Context  Recently, an algorithm based on the electrocardiogram (ECG) was reported to predict myocardial infarction (MI) in patients with left bundle-branch block (LBBB), but the clinical impact of this testing strategy is unknown.

Objective  To determine the diagnostic test characteristics and clinical utility of this ECG algorithm for patients with suspected MI.

Design  Retrospective cohort study to which an algorithm was applied, followed by decision analysis regarding thrombolysis made with or without the algorithm.

Setting  University emergency department, 1994 through 1997.

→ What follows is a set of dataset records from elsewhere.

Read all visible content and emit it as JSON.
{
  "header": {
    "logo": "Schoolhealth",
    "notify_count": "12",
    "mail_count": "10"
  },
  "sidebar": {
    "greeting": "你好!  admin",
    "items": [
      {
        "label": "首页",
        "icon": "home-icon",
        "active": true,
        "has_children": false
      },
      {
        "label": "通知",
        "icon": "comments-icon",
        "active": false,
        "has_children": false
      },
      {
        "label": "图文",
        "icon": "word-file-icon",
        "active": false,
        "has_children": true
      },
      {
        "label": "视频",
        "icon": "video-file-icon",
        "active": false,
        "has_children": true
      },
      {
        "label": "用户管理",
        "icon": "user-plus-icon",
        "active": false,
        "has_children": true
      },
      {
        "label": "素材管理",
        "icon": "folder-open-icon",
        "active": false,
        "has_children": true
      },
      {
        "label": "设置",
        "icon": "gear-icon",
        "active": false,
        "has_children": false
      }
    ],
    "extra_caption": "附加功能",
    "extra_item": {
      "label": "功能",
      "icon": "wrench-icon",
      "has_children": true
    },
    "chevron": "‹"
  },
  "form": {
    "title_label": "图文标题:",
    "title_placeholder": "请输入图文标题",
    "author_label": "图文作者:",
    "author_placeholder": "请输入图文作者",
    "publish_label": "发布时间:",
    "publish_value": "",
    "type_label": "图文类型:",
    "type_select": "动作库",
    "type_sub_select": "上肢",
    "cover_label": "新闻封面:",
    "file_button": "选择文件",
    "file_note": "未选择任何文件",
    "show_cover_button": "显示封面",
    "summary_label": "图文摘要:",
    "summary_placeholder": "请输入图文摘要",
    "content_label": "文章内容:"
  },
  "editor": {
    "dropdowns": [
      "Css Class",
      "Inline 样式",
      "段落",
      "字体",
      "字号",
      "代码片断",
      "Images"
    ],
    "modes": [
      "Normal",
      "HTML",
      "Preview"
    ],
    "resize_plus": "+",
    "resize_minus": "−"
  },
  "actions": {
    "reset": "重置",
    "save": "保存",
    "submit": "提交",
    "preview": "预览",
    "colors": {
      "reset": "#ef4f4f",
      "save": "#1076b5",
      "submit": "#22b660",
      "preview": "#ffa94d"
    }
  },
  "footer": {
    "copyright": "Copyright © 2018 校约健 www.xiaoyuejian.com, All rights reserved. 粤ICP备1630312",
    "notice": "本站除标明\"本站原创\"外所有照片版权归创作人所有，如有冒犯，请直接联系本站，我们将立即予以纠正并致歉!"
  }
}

Patients  Eighty-three patients with LBBB who presented 103 times with symptoms suggestive of MI.

Main Outcome Measures  Myocardial infarction determined by serial cardiac enzyme analyses and stroke-free survival.

Results  Of 9 ECG findings assessed, none effectively distinguished the 30% of patients with MI from those with other diagnoses. The ECG algorithm indicated positive findings in only 3% of presentations and had a sensitivity of 10% (95% confidence interval, 2%-26%). The decision analysis showed that among 1000 patients with LBBB and chest pain, 929 would survive without major stroke if all received thrombolysis compared with 918 if the ECG algorithm was used as a screening test.

Conclusions  The ECG is a poor predictor of MI in a community-based cohort of patients with LBBB and acute cardiopulmonary symptoms. Acute thrombolytic therapy should be considered for all patients with LBBB who have symptoms consistent with MI.